Jan 12 13:11:42 localhost dbus[1179]: [system] Successfully activated service 'org.freedesktop.hostname1'
Jan 12 13:11:42 localhost dbus-daemon: dbus[1179]: [system] Successfully activated service 'org.freedesktop.hostname1'
Jan 12 13:11:42 localhost systemd: Started Hostname Service.
Jan 12 13:11:42 localhost systemd-hostnamed: Changed static host name to 'overcloud-compute-nfv-0.localdomain'
Jan 12 13:11:42 localhost NetworkManager[1197]: <info>  [1484244702.3600] settings: hostname changed from "localhost.localdomain" to "overcloud-compute-nfv-0.localdomain"
Jan 12 13:11:42 localhost systemd-hostnamed: Changed host name to 'overcloud-compute-nfv-0.localdomain'

Our first-boot uses the following to get the name:
if [[ $(hostname) == *compute* ]]; then
fi

Is there a way we can enforce first-boot scripts are executed after hostname update? Or could you point us to the file that would have the HOSTNAME saved, which is probably used by systemd-hostnamed to update the node name (cat /etc/hostname during boot gives 'localhost.localdomain', i.e. not updated with name)

Comment 18 Saravanan KR 2017-01-24 10:29:28 UTC
(In reply to bigswitch from comment #17)
> (In reply to Saravanan KR from comment #16)
> could you point us to the file that would have the HOSTNAME
> saved, which is probably used by systemd-hostnamed to update the node name
> (cat /etc/hostname during boot gives 'localhost.localdomain', i.e. not
> updated with name)

There is way to get the hostname via querying the metadata from the undercloud. Like, if you execute "curl -m 10 http://169.254.169.254/openstack/latest/meta_data.json | python -m json.tool", from the compute overcloud node, the metadata of the overcloud node can be obtained, in which "hostname" field will give the actual host of the overcloud node. In the first boot, this can be queried to verify the host for applying the change.

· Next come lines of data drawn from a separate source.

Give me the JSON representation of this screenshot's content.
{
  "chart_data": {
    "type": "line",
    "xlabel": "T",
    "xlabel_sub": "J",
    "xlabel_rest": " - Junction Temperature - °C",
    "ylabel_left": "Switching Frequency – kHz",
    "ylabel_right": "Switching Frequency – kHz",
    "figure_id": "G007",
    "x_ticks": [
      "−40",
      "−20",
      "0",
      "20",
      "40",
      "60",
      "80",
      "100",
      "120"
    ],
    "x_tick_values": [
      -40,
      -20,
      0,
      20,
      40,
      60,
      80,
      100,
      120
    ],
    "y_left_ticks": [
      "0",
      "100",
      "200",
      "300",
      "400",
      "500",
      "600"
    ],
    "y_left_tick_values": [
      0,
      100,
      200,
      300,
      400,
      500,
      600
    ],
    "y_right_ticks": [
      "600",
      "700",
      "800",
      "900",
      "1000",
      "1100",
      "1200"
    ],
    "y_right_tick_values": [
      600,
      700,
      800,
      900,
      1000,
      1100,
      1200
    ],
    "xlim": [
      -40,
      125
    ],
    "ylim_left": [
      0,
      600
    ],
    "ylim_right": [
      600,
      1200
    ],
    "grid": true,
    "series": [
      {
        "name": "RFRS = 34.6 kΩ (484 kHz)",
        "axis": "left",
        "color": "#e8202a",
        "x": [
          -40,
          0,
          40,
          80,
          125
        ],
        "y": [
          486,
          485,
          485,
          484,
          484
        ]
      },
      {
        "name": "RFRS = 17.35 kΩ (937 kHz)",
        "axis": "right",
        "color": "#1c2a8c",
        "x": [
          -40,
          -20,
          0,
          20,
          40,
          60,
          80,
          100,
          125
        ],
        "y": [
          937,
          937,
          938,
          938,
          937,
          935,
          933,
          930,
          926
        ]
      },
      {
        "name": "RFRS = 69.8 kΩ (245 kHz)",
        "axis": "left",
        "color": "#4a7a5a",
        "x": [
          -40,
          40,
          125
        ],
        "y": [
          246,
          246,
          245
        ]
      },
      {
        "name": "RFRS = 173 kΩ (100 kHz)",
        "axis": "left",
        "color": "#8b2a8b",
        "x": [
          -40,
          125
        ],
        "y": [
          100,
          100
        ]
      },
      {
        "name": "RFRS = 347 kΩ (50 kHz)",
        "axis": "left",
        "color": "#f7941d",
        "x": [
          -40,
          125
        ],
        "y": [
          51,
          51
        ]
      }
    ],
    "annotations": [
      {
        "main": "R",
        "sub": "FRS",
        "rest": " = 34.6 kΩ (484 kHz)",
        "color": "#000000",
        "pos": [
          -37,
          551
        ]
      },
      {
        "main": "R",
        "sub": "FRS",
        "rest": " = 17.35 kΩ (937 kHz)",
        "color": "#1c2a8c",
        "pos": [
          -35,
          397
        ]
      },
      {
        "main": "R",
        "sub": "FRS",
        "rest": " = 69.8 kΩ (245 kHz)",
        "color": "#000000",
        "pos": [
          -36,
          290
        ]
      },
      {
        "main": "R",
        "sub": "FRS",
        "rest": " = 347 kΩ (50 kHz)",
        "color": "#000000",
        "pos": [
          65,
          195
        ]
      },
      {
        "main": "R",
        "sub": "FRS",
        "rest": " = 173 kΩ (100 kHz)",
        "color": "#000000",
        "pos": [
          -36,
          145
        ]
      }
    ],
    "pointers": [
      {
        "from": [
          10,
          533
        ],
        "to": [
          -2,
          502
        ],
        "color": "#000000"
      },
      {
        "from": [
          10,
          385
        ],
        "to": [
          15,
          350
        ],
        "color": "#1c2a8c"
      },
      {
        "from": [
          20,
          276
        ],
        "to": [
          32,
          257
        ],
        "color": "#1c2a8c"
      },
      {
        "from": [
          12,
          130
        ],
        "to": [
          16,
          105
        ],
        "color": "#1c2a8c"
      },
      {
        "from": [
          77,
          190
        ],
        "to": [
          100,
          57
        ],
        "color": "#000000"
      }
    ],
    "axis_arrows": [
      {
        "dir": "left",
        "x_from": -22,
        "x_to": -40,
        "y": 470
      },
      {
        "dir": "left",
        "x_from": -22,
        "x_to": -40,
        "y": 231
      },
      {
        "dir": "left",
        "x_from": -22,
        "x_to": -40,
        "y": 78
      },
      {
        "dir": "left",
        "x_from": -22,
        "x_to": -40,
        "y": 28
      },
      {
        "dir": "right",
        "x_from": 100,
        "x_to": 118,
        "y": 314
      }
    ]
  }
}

Note, there is an issue in network readiness for the query to be successful, I have a workaround for it - https://gist.github.com/krsacme/1234bf024ac917c74913827298840c1c

Comment 19 bigswitch 2017-01-24 22:38:37 UTC
(In reply to Saravanan KR from comment #18)
> There is way to get the hostname via querying the metadata from the
> undercloud. Like, if you execute "curl -m 10
> http://169.254.169.254/openstack/latest/meta_data.json | python -m
> json.tool", from the compute overcloud node, the metadata of the overcloud
> node can be obtained, in which "hostname" field will give the actual host of
> the overcloud node. In the first boot, this can be queried to verify the
> host for applying the change.
> 
> Note, there is an issue in network readiness for the query to be successful,
> I have a workaround for it -
> https://gist.github.com/krsacme/1234bf024ac917c74913827298840c1c

Thank you so much for your inputs Saravanan!

Comment 20 Bob Fournier 2018-08-29 14:24:53 UTC
No code changes planned for this, the suggested workaround is provided and has been tested. Closing.